No momento em que, no mundo inteiro, as forças mais retrógradas do capitalismo se manifestam por meio da guerra, da xenofobia, do racismo, da homofobia – forças que podem ser identificadas no Brasil com o recrudescimento da violência, que atinge a maioria negra – é hora de dizermos com todas as vozes e todas as forças. Basta!

Queremos um Brasil, sem exploração de qualquer tipo. Um Brasil sem racismo, e isso só será possível por intermédio de um Programa de Lutas que reúna negros e não negros, autônomo em relação ao Estado filho bastardo da República da Casa Grande; laico e aberto a pluralidade de crenças e credos, independente em relação a quaisquer partidos.

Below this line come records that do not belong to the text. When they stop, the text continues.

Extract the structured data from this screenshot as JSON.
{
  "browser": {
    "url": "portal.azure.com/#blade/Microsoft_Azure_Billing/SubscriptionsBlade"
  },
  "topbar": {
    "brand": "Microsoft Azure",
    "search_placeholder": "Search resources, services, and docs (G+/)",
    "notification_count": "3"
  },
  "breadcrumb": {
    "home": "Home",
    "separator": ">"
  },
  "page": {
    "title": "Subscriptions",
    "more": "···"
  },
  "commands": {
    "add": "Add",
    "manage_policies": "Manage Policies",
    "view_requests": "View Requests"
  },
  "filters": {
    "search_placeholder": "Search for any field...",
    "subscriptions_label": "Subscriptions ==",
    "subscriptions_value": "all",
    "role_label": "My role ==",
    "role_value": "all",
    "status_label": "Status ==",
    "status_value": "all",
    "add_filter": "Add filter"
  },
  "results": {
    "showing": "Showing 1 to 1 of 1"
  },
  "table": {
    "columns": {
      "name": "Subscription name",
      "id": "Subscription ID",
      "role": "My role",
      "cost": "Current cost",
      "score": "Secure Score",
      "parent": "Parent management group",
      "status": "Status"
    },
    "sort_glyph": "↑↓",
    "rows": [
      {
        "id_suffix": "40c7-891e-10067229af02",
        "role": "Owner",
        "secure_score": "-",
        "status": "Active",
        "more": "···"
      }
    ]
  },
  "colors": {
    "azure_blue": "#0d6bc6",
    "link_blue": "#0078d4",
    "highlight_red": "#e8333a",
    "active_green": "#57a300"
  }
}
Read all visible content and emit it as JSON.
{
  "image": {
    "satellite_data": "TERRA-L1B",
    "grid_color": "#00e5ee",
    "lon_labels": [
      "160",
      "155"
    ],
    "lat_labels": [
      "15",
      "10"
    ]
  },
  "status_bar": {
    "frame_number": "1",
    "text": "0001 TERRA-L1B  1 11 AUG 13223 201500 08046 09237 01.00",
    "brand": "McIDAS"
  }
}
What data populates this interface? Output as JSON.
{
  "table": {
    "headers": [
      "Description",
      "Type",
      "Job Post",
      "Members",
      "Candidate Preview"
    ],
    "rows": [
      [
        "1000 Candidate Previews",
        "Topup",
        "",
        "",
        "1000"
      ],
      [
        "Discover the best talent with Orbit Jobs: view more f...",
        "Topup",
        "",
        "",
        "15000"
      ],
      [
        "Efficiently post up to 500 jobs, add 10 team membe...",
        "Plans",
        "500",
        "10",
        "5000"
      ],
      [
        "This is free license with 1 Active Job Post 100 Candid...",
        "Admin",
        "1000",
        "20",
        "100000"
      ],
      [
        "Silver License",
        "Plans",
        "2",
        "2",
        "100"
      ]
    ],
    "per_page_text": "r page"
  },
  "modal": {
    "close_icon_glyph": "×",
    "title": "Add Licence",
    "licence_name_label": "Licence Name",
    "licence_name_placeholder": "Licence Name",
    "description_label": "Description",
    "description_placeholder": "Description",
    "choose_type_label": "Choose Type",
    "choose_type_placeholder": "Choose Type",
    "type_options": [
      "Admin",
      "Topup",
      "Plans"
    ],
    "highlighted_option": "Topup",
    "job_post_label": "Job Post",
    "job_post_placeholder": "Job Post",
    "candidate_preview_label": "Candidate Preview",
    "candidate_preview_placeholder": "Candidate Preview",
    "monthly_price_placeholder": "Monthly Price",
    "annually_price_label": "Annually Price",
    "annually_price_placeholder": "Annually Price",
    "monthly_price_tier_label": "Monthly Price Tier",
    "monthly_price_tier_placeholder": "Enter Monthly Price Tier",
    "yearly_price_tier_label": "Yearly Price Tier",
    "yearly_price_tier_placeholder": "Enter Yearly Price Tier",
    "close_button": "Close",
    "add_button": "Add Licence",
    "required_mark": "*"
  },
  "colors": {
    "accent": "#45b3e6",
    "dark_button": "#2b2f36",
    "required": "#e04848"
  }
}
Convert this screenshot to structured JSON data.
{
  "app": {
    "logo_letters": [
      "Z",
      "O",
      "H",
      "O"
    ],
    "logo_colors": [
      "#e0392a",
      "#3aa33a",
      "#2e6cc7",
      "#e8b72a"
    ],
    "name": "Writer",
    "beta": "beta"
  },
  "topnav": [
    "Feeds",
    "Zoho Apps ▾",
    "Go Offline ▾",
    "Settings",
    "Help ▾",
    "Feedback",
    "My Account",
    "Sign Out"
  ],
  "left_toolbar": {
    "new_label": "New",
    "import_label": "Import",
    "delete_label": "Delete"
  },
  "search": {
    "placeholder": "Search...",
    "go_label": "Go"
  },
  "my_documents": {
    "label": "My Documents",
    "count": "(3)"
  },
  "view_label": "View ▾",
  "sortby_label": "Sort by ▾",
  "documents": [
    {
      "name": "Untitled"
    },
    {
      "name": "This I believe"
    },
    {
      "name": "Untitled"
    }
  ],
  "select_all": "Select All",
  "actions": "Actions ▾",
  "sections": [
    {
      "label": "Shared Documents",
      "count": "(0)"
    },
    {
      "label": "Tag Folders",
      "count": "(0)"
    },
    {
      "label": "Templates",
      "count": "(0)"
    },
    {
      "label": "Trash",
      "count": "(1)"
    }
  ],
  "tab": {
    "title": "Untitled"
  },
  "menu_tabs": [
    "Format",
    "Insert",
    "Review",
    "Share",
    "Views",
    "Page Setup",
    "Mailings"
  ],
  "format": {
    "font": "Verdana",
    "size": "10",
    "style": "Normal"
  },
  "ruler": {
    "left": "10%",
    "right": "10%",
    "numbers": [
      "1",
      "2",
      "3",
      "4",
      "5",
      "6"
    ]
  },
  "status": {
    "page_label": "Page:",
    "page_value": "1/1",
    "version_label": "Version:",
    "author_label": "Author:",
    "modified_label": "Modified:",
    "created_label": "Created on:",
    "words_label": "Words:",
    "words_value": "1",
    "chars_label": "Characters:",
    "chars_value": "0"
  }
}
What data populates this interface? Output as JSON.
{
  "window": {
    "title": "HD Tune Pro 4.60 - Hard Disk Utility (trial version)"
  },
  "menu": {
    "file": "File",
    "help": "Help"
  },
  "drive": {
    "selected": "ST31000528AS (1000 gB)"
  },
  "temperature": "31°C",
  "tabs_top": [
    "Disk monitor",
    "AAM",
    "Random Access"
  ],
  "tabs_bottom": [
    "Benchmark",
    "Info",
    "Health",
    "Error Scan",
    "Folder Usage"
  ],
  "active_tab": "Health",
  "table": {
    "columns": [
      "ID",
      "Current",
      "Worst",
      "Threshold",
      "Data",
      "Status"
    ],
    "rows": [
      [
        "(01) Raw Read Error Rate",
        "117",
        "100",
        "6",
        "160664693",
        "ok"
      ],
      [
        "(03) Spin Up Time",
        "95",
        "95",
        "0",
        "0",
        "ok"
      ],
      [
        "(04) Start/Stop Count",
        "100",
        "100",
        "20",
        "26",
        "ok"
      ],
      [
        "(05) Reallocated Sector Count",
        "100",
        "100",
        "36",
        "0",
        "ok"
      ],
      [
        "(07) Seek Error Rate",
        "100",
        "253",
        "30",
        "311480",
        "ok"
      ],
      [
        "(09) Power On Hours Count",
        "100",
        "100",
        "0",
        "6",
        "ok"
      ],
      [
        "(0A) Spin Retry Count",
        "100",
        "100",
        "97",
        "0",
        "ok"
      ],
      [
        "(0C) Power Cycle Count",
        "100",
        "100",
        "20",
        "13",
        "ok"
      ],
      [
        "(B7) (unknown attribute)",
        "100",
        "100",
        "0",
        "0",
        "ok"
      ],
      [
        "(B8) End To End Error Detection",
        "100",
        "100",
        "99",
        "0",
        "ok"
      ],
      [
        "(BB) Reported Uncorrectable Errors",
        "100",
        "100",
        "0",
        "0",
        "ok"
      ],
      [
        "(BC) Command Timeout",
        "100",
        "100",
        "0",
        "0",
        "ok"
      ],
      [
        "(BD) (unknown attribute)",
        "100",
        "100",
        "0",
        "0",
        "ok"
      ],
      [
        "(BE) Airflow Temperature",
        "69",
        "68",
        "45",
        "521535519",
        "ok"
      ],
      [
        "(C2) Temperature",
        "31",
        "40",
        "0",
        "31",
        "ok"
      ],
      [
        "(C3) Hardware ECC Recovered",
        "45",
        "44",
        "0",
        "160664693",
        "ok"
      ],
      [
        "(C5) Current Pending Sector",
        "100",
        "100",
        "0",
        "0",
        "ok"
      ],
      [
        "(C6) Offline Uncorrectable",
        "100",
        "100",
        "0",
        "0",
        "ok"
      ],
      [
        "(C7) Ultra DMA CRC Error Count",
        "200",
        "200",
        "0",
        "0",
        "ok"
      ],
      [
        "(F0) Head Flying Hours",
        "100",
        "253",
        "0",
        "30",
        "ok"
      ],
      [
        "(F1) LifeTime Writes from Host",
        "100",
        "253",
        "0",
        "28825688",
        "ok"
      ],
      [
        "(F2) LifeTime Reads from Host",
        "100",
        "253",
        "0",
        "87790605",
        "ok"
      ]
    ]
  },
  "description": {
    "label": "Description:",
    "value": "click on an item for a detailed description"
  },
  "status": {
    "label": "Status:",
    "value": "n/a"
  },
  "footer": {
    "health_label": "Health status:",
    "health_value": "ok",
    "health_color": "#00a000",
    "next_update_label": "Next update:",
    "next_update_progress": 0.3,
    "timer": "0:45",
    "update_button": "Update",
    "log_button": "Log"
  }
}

Este é o desafio maior deste século para todos os que fazem parte da resistência e que saberão honrar nossos heróis caídos ao longo da história: a luta por país sem corrupção, sem racismo, solidário, socialista e com igualdade de oportunidades para todos.

Não somos peças, nem objetos. A história não acabou. Um outro Brasil é possível!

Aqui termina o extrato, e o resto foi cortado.